"Great pleasure to do anything for you, Rachael," the newcomer said promptly and smilingly with the almost perfunctory courtesy that was a part of Warren Gregory's stock in trade. "You don't call on me often! I wish you did!"

She said to herself, as they both sat down before the fire, that it was probably true. Doctor Gregory was notoriously glad of an opportunity to serve his friends. He had not at all regretted the necessity of leaving his dinner partner at the salad for a professional call. He was quite ready to enjoy the Breckenridge sitting-room, the fire, the lamplight, the company of a beautiful woman. Rachael and he knew each other well, almost intimately; they had been friends for many years. She had often been his guest at the opera, had often chaperoned his dinner-parties at the club, for Warren Gregory's only woman relative was his old mother, who was neither of an age nor a type to take any part in his social life.

He was forty, handsome, dignified, with touches of gray in his close-clipped hair, but no other sign of years in his face or his big, well-built figure. He had clever, fine eyes behind black-rimmed glasses, a surgeon's clever hands, a pleasant voice. He lived with his mother in a fine old house on Washington Square, in New York City, and worked as tirelessly as if he were a penniless be ginner at his profession instead of a rich man, a rich woman's heir, and already recognized as a genius in his own line.

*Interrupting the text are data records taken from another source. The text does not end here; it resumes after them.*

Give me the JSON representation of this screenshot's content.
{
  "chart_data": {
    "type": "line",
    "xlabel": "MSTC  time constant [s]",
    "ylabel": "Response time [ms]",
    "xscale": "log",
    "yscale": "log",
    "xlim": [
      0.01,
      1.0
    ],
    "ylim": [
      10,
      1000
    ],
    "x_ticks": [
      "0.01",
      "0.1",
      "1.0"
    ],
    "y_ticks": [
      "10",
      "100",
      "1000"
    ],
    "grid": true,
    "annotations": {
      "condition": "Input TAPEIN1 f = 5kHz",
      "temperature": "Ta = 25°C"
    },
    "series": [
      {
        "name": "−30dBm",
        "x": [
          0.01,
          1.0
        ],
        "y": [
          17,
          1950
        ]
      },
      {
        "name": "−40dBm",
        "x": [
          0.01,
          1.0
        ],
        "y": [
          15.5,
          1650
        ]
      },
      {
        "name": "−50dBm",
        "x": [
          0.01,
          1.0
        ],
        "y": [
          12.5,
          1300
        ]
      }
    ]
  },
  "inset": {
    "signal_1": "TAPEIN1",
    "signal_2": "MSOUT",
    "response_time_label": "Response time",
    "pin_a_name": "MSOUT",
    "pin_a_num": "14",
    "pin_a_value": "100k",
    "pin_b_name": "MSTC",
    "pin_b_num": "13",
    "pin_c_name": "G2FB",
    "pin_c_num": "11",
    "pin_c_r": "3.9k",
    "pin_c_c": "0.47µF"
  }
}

All women liked him, and he liked them all. He sent them books, marked essays in magazines for their individual consideration, took them to concerts, remembered their birthdays. But his only close friends were men, the men with whom he played tennis and golf, or with whom he was associated in his work.

With all his cleverness and all his charm, Warren Gregory was not a romantic figure in the eyes of most women. He had inherited from his old Irish mother a certain mildness, and a lenience, where they were concerned. He neither judged them nor idolized them. They belonged only to his leisure hours. His real life was in his club, in his books, and in the hospital world where there were children's tiny bones to set. He was conscious, as a man born in a different circle always is conscious, that he had, by a series of pleasant chances, been pushed straight into the inner heart of the social group whose doors are so resolutely closed to many men and women, and he liked it. His grand father had had blood but no money, his mother money but no social claim. He inherited, with the O'Connell millions, the Gregory name, and for perhaps ten years he had enjoyed an unchallenged popularity. He had inherited also, without knowing it, a definitely different standard from that held by all the men and women about him. In his simple, unobtrusive way he held aloof from much that they said and did. Greg, said the woman, was a regular Puritan about gossip, about drinking, about gambling.

They never suspected the truth: that he was shy. Sure of his touch as a surgeon, pleasantly definite about books and pictures, spontaneous and daring in the tennis court or on the links, under his friendly manner with women was the embarrassment of a young boy.

Before his tenth year his rigidly conscientious mother had instilled into the wondering little-boy mind certain mysterious yet positive moral laws. Purity and self-control were in the air he breathed while at her side, and although a few years later school and college had claimed him, the effect of those early lessons was definite upon his character. Diffidence and a sort of fear had protected him, far more effectually than any other means might have done, from the common vices of his age, and in those days a certain good-natured scorn from all his associates made him feel even more than his natural shyness, and marked him rather apart from other young men.

Keenly aware of this, it had been a tremendous surprise to the young physician, returning from post-graduate work in Germany a few years later, to find that what had once been considered a sort of laughable weakness in him was called strength of character now; that what had been a clumsy boy's inarticulateness was more charitably construed into the silence of a clever man who will not waste his words; and that mothers whose sons he had once envied for their worldly wisdom were turning to him for advice as to the extrication of these same sons from all sorts of difficulties.

Being no fool, he accepted the changed attitude with great readiness, devoting himself to his work and his mother, and pleasantly conscious that he was a success. He let women alone, except where music and art, golf and the club theatricals were the topic of interest, and, consequently, had come to his fortieth year with some little awe and diffidence still left for them in his secret heart. Rachael had told him, not long ago, that she believed he took no interest in women older than fourteen and younger than fifty, and there was some truth in the charge. But he was conscious to-night of taking a distinct interest in her as he sat down beside her fire.

He had never seen her so beautiful, he thought. She had dressed so hastily, so carelessly, that an utter simplicity enhanced the natural charm. Her dark hair was simply massed, her gown was devoid of ornament, her hands bare, except for her wedding-ring. On her earnest, exquisite face the occasion had stamped a certain soberness, she was neither hostess nor guest to-night; just a heartsick wife under the shadow of anger and shame.